Storage and Retrieval Codes in PIR Schemes with Colluding Servers

TL;DR

This paper investigates the design of star product PIR schemes with colluding servers, analyzing how the choice of storage and retrieval codes affects privacy and efficiency, especially in coded distributed storage systems.

Contribution

It provides new insights into selecting storage and retrieval codes, showing that matching algebraic code families is not always optimal for PIR schemes with colluding servers.

Findings

Nonzero retrieval rate schemes protect against small collusion groups.

Storage codes with special codewords limit collusion resistance.

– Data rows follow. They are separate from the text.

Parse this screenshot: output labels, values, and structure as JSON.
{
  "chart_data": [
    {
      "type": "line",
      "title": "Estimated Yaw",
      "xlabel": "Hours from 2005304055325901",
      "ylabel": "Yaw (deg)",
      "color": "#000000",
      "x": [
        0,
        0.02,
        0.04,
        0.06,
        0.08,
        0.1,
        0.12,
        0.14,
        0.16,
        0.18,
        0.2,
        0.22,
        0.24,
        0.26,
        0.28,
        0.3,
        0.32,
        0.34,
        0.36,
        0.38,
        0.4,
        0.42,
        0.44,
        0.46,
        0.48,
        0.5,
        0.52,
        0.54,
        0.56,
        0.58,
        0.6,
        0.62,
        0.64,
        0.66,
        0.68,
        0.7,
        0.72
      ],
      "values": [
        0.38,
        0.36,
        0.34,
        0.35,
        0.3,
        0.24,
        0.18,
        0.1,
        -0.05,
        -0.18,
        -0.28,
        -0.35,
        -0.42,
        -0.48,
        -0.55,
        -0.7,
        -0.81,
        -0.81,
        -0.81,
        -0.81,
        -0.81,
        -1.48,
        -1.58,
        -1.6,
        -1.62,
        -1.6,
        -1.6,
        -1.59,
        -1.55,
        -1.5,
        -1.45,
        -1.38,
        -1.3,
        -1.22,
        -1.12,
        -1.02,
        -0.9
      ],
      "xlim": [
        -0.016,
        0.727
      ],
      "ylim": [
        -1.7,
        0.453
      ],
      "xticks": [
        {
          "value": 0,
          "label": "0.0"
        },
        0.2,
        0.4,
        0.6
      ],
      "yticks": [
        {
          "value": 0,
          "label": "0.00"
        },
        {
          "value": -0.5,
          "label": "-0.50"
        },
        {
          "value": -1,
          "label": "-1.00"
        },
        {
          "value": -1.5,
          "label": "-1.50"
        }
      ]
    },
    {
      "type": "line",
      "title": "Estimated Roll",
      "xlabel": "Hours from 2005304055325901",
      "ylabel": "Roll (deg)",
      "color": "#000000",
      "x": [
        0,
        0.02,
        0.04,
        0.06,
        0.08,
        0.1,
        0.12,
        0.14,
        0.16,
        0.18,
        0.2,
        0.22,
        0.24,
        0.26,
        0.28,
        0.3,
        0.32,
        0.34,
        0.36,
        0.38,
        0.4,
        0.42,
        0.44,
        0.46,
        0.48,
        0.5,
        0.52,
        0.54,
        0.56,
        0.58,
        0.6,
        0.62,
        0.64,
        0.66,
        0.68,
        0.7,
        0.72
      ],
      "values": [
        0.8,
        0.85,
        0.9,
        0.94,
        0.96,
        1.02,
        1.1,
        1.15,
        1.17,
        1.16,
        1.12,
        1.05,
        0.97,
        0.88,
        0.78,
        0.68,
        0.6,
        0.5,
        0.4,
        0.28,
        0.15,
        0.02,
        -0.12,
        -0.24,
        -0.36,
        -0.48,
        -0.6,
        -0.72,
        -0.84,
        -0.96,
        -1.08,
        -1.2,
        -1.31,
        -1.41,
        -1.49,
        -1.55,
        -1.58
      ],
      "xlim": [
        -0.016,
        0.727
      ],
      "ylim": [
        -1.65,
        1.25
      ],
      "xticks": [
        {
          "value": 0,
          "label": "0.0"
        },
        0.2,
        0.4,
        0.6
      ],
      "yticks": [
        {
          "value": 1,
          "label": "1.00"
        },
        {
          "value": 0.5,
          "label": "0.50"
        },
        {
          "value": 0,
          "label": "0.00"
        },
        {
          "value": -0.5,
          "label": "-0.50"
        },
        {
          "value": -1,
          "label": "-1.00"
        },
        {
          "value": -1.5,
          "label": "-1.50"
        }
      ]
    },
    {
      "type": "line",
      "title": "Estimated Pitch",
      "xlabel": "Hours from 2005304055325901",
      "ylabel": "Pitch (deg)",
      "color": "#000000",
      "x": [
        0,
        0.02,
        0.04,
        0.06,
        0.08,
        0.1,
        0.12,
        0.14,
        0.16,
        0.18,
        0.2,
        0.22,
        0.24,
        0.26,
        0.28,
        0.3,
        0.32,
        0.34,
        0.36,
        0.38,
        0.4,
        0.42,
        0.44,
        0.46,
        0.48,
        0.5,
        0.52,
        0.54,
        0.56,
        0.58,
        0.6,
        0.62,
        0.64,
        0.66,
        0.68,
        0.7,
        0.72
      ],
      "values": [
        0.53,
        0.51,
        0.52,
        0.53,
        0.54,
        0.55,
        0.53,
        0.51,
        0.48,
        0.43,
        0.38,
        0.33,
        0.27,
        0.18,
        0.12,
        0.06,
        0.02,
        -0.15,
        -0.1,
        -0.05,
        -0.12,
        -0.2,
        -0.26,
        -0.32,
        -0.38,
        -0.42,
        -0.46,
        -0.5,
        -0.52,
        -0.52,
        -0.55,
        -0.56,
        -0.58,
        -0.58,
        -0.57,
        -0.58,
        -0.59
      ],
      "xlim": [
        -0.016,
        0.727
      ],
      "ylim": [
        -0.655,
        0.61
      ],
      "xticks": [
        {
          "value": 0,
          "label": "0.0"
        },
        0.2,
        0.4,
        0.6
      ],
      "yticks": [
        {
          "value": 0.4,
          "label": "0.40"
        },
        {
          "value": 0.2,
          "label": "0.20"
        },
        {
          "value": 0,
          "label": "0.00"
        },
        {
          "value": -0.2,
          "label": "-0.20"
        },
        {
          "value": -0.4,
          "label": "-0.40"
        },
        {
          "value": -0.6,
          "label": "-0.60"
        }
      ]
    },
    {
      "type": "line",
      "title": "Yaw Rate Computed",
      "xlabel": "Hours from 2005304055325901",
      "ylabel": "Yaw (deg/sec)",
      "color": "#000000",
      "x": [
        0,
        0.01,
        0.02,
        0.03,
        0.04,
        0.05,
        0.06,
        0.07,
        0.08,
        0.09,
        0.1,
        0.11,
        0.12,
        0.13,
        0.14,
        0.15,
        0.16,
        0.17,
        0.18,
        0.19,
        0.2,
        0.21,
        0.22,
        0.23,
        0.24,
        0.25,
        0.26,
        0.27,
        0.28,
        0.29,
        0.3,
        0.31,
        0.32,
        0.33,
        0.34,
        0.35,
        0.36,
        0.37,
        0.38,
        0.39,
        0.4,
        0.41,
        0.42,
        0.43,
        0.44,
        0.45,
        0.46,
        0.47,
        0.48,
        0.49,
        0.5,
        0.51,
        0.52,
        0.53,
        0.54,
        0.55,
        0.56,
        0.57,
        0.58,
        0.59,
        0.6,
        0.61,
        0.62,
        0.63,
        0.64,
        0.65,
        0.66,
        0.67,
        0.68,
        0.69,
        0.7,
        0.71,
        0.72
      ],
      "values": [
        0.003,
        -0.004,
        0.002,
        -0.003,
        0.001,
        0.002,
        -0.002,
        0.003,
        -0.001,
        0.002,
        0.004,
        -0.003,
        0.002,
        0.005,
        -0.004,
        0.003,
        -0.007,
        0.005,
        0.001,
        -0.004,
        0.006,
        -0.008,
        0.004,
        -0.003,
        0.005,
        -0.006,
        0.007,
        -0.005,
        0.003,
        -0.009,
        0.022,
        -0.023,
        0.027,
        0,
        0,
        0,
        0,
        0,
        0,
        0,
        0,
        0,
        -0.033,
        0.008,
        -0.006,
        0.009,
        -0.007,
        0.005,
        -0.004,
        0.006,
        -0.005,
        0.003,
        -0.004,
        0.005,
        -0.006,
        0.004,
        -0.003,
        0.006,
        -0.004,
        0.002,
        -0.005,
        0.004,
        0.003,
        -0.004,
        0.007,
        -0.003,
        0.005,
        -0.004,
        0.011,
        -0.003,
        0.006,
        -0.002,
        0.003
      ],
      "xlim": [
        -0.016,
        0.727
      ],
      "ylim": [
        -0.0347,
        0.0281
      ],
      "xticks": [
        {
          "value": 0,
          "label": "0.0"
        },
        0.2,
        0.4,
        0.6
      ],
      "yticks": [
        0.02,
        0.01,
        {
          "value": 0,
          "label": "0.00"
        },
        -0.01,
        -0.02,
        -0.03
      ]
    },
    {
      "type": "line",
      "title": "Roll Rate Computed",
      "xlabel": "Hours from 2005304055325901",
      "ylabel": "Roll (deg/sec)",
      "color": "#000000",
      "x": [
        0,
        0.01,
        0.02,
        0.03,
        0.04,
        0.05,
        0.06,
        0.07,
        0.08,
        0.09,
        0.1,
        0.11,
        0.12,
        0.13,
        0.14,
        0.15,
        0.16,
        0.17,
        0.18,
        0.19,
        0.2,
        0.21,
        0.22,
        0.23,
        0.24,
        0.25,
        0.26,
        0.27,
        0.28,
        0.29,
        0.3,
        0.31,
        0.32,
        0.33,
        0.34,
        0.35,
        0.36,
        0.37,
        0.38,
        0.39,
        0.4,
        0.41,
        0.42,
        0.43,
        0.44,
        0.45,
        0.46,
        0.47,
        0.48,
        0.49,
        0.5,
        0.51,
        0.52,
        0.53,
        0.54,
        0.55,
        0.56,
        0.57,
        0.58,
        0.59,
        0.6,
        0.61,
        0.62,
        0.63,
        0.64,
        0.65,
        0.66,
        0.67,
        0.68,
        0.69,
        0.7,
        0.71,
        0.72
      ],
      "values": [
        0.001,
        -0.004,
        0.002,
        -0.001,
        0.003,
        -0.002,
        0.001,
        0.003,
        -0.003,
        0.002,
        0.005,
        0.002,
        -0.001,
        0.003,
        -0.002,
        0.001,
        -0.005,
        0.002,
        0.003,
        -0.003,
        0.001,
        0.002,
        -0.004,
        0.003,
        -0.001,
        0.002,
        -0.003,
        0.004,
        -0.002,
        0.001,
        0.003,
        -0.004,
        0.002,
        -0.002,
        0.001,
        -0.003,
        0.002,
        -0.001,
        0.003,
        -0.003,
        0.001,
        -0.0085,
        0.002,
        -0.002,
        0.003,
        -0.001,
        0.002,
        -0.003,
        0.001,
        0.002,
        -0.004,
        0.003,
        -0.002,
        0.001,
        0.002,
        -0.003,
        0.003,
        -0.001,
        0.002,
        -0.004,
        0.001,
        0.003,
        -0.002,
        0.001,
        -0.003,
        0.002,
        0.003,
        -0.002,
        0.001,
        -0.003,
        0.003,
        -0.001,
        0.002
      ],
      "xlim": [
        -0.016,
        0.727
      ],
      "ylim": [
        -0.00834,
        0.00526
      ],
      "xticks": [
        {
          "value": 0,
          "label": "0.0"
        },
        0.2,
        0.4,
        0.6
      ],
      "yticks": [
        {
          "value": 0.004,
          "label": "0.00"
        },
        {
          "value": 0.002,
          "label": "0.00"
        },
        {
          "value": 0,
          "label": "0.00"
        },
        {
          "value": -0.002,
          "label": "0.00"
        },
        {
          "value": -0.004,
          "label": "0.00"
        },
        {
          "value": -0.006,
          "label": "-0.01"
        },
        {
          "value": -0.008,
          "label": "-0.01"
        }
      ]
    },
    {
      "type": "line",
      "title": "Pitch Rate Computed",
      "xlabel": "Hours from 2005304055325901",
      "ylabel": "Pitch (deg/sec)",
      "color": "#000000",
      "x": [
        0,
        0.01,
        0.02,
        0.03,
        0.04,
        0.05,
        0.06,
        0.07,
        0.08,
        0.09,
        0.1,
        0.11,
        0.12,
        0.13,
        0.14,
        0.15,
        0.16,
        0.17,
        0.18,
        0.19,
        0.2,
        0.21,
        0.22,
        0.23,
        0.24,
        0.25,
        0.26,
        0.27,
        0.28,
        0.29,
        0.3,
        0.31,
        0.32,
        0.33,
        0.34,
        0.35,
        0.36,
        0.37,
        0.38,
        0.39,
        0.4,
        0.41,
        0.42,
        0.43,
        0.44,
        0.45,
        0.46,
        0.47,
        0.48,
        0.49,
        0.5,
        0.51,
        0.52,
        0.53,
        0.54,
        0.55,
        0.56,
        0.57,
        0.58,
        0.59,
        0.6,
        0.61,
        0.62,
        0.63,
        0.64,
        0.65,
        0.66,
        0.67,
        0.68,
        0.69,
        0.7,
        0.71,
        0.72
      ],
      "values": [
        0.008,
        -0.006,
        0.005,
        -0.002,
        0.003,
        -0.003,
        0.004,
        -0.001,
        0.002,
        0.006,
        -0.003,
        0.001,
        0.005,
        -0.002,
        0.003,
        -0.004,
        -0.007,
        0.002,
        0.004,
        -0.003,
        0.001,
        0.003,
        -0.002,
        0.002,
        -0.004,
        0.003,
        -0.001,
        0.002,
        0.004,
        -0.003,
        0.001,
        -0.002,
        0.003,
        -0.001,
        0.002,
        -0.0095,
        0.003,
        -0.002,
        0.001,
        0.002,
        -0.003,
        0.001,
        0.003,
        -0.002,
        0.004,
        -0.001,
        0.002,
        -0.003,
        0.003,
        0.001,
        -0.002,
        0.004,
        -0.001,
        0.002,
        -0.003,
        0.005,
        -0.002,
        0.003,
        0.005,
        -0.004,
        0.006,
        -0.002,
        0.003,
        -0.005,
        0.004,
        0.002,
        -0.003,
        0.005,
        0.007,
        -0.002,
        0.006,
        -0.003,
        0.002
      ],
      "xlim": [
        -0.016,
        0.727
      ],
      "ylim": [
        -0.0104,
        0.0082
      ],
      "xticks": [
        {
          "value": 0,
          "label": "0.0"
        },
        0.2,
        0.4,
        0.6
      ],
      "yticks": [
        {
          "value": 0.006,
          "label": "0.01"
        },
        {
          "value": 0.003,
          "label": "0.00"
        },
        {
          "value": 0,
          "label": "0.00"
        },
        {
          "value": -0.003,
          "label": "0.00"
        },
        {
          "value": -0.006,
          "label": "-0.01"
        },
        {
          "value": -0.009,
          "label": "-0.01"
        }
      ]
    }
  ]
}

Cyclic retrieval codes are not always optimal for cyclic storage codes.

Abstract

Private information retrieval (PIR) schemes (with or without colluding servers) have been proposed for realistic coded distributed data storage systems. Star product PIR schemes with colluding servers for general coded distributed storage system were constructed over general finite fields by R. Freij-Hollanti, O. W. Gnilke, C. Hollanti and A. Karpuk in 2017. These star product PIR schemes with colluding servers are suitable for the storage of files over small fields and can be constructed for coded distributed storage system with large number of servers. In this paper for an efficient storage code, the problem to find good retrieval codes is considered. In general if the storage code is a binary Reed-Muller code the retrieval code needs not to be a binary Reed-Muller code in general. It is proved that when the storage code contains some special codewords, nonzero retrieval rate star product PIR schemes with colluding servers can only protect against small number of colluding servers. We also give examples to show that when the storage code is a good cyclic code, the best choice of the retrieval code is not cyclic in general. Therefore in the design of star product PIR schemes with colluding servers, the scheme with the storage code and the retrieval code in the same family of algebraic codes is not always efficient.